胡姬睁圆两眼:“我莎丽儿跟你到汉境,是因为你答应我让我成为长安城王侯家的舞姬,我不能随便在这个酒肆街坊为人表演。”
“如今大汉朝在这里的权势固若金汤,我们来到这里就是为了谋一口饭吃。你在这个快雪楼跳舞,很快就会艳名远扬的。”
“阿萨济!到汉境之前你向我吹嘘自己在长安城如何人脉广博,如何出入王侯之家如入自己家门。难道都是骗我的?”
阿萨济冷笑了一下:“如今到了汉境,你就休管这些是真是假,只要乖乖听我的话,必可在长安城获得立足之地。”
第二章 侬艳清香相间发
旁边的汉人早已等得不耐烦:“跳还是不跳?别让爷们等耐烦了。不爱跳,回你们的荒寒羯土去!”
胡姬闻言站起来,逼视着那名叫嚣尘上的男子。
她个子本来就比较高,这一逼视,竟然让那男子不由倒退一步。
素手扬起,人们只觉一道红霞从面前飘过,一张艳丽的面容出现在众人的面前。犹如夜色下绽开一朵火灿的七月红莲,众人皆情不自禁为她那摄魂容貌一阵窒息。
只是红莲蒙着薄冰,仿佛夜色中遥远的火苗。
那男子勉强站直身体:“你到底跳不跳?”
她的红唇微微绽开一层笑意,薄冰初融。
脚在地上轻轻一跺,满身金属首饰脆生生地响起,红裙、飘带、鸾结如烟雾一般飞扬弥展。
众人的目光从她的脸上移开,落入了那雾一般的红绡弥漫。
舞姿起动。
她的舞蹈带着野马的奔放,她的铃声有着烈焰燎原的激情,绚烂光华地绽放在快雪楼清凉的店堂内。她旋转如风,长发飘拂如风,红色的舞衣在风中奔腾,仿佛一个不愿意受人拘束的荒野火鸟。

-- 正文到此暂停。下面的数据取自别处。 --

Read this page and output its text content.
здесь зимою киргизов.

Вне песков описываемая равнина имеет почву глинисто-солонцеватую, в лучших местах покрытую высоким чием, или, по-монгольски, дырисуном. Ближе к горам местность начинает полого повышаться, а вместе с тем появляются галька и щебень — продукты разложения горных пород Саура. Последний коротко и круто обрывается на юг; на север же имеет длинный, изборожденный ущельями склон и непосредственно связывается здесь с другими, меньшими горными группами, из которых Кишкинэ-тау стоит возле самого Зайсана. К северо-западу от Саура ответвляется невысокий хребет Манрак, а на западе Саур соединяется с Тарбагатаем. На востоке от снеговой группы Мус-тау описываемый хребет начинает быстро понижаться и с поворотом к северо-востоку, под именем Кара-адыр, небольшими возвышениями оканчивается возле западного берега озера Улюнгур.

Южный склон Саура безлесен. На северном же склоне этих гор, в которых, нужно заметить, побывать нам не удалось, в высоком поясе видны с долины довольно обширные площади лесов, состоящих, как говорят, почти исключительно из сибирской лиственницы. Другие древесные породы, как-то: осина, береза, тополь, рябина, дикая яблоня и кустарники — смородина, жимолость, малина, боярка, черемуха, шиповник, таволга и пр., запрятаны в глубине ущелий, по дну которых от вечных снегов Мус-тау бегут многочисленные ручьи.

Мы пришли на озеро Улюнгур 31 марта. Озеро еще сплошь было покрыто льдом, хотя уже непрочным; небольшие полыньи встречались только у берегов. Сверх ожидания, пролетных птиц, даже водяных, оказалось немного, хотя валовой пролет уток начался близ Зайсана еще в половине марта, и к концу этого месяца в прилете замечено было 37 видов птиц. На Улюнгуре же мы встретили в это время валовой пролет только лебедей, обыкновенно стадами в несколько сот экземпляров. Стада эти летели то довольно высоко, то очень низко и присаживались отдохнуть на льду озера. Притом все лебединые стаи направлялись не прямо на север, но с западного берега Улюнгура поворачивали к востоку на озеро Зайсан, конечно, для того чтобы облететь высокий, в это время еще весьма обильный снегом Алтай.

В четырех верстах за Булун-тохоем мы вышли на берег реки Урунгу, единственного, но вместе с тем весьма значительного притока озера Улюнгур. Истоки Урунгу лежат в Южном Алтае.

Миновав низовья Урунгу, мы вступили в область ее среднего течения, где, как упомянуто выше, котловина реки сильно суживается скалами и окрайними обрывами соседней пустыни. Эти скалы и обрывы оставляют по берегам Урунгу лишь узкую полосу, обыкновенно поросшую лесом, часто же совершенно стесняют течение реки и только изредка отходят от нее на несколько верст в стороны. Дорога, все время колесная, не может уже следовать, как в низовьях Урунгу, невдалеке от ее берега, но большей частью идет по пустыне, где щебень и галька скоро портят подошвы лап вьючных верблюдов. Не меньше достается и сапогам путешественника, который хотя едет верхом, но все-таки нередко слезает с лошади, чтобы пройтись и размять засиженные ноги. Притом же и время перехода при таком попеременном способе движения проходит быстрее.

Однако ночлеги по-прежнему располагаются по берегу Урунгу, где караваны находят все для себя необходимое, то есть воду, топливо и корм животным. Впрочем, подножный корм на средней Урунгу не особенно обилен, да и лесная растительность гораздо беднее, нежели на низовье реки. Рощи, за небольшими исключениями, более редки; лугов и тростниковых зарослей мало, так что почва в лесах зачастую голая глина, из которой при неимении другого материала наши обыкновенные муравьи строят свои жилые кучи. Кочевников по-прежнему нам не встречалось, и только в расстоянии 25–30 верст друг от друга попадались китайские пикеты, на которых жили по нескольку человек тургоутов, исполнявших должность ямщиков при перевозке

褐发男子命店堂伙计拿来一束筷子,在木案上敲击着节拍。
他似乎深谙此道,合上了那女子的节拍。莎丽儿不甘示弱地一扬 头,将一段胡旋转得风驰电掣,手臂,腰身,脖颈,在旋转中摆出各种美丽的姿态,令人目不暇接。
方才尚有猥亵轻视之意的汉朝男子们。渐渐被眼前的美色所炫。不觉屏息凝神。
铃声又是一阵骤雨般地密响,莎丽儿地一段秀臀摆动之后,舞蹈嘎然而止。
那蜜色的肌肤隐隐泛着汗珠的晶莹,大串鎏金粗糙的金属首饰将她一身红装衬托得鲜艳夺目。她傲然站在快雪楼的空地上,如一只西方飞来的白孔雀,蔑视着中原的百鸟凡鸦。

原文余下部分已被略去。